Pernyataan ini bukan berarti sejarah tidak penting. Siapapun tahu, yang membuat bangsa ini setangguh dan sekokoh hari ini adalah sejarah. Berjilid-jilid perjalanan yang membuat Indonesia dikenal dunia dan semakin ternama, itu semua karena sejarah. Dalih apapun tak dapat mematahkan bahwa Indonesia hari ini, ada selain karena sejarah yang berdarah tapi juga tangguh. Masalahnya terletak dari penulisan ulang seolah semua yang diketahui selama ini adalah kesalahan.
Dalam wawancaranya Fadli Zon mengungkapkan ketakutannya akan generasi muda yang tak lagi mengenal Soekarno-Hatta sebagai proklamator kemerdekaan. “Dikira Sukarno Hatta itu satu nama, karena nama bandara Soekarno-Hatta. Apalagi disingkat Soetta sekarang,” ucapnya dikutip dari Tempo. Sebuah jawaban yang miskin hasrat perubahan.
Parno Menulis Sejarah Pemerintahan Jokowi
Menurut laporan Tempo, sejarah yang akan ditulis akan sampai pada masa pemerintah presiden ke-7, Joko Widodo. Hal ini dibenarkan oleh pemimpin penulisan ulang sejarah, Susanto Zuhdi.

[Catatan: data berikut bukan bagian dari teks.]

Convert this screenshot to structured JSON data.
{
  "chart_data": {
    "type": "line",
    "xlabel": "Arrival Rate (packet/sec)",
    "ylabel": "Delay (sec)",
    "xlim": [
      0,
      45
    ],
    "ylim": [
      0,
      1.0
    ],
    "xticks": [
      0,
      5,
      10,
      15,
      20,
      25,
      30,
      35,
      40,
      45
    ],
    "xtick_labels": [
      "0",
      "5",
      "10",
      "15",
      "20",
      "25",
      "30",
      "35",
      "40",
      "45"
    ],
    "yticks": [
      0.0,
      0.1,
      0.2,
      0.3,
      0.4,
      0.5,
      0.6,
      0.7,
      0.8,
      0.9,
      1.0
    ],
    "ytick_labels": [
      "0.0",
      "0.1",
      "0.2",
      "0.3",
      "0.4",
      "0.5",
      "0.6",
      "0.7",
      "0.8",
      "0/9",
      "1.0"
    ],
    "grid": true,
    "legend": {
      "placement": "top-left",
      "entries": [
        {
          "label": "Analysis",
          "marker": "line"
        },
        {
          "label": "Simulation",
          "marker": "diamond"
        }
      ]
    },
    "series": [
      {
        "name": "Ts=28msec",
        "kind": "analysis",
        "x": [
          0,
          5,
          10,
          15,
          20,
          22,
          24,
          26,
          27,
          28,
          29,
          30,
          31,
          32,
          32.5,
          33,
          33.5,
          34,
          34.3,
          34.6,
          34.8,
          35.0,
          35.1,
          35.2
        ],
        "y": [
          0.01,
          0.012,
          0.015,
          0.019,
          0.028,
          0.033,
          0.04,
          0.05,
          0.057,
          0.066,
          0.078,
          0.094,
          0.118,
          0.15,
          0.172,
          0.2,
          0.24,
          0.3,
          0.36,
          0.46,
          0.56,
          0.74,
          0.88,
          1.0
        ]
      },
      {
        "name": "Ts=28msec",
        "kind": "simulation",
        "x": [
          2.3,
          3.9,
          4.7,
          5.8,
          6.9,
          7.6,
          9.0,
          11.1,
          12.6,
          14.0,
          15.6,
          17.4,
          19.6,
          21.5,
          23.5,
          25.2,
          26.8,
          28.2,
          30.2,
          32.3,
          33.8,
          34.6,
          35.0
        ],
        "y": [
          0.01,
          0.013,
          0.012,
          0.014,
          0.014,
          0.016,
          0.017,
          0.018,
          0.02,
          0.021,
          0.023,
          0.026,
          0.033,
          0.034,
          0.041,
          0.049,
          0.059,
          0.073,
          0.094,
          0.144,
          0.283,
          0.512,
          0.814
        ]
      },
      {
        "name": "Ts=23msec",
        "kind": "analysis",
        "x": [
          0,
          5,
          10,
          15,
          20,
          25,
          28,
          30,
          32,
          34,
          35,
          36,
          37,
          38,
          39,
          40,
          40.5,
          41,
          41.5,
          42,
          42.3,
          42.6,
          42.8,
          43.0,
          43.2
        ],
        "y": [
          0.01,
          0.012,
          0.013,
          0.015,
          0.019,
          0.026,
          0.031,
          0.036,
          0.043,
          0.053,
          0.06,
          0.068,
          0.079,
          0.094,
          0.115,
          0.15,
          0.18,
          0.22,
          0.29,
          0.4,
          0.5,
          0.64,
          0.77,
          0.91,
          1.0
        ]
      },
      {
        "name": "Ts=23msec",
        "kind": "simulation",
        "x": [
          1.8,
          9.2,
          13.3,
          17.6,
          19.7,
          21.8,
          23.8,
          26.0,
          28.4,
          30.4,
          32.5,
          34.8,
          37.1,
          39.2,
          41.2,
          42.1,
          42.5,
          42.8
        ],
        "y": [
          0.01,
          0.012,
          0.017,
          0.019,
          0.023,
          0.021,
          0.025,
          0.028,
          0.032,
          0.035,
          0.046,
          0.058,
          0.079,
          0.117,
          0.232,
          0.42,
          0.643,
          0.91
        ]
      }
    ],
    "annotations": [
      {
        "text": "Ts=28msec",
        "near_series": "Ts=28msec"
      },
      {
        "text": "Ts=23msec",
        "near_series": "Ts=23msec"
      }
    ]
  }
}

Kepada Tempo ia mengatakan bahwa sejarah Indonesia akan ditulis ulang sampai dengan periode pemerintahan Presiden Joko Widodo yang baru saja selesai. Namun, Susanto menepis anggapan bahwa proyek ini sarat dengan kepentingan dan berpotensi bias karena menyangkut tokoh yang masih hidup dan belum genap setahun melipir dari bangku kekuasaan.
“Yang kami tulis itu masa pemerintahan, bukan Jokowi-nya. Kalau nulis Jokowi itu namanya tulis biografi,” dalih Susanto kepada Tempo. Sebuah elakan klise yang semakin mempertajam tujuan awal yang bersangkar di kepalanya.
Sesuai outline, Susanto mengatakan bahwa aspek yang disorot adalah kebijakan dan visi pemerintahan seperti gagasan Indonesia sebagai poros maritim dunia. Yang menurutnya hal ini bertumpu pada julukan Indonesia sejak lama, yakni sebagai penjelajah lautan.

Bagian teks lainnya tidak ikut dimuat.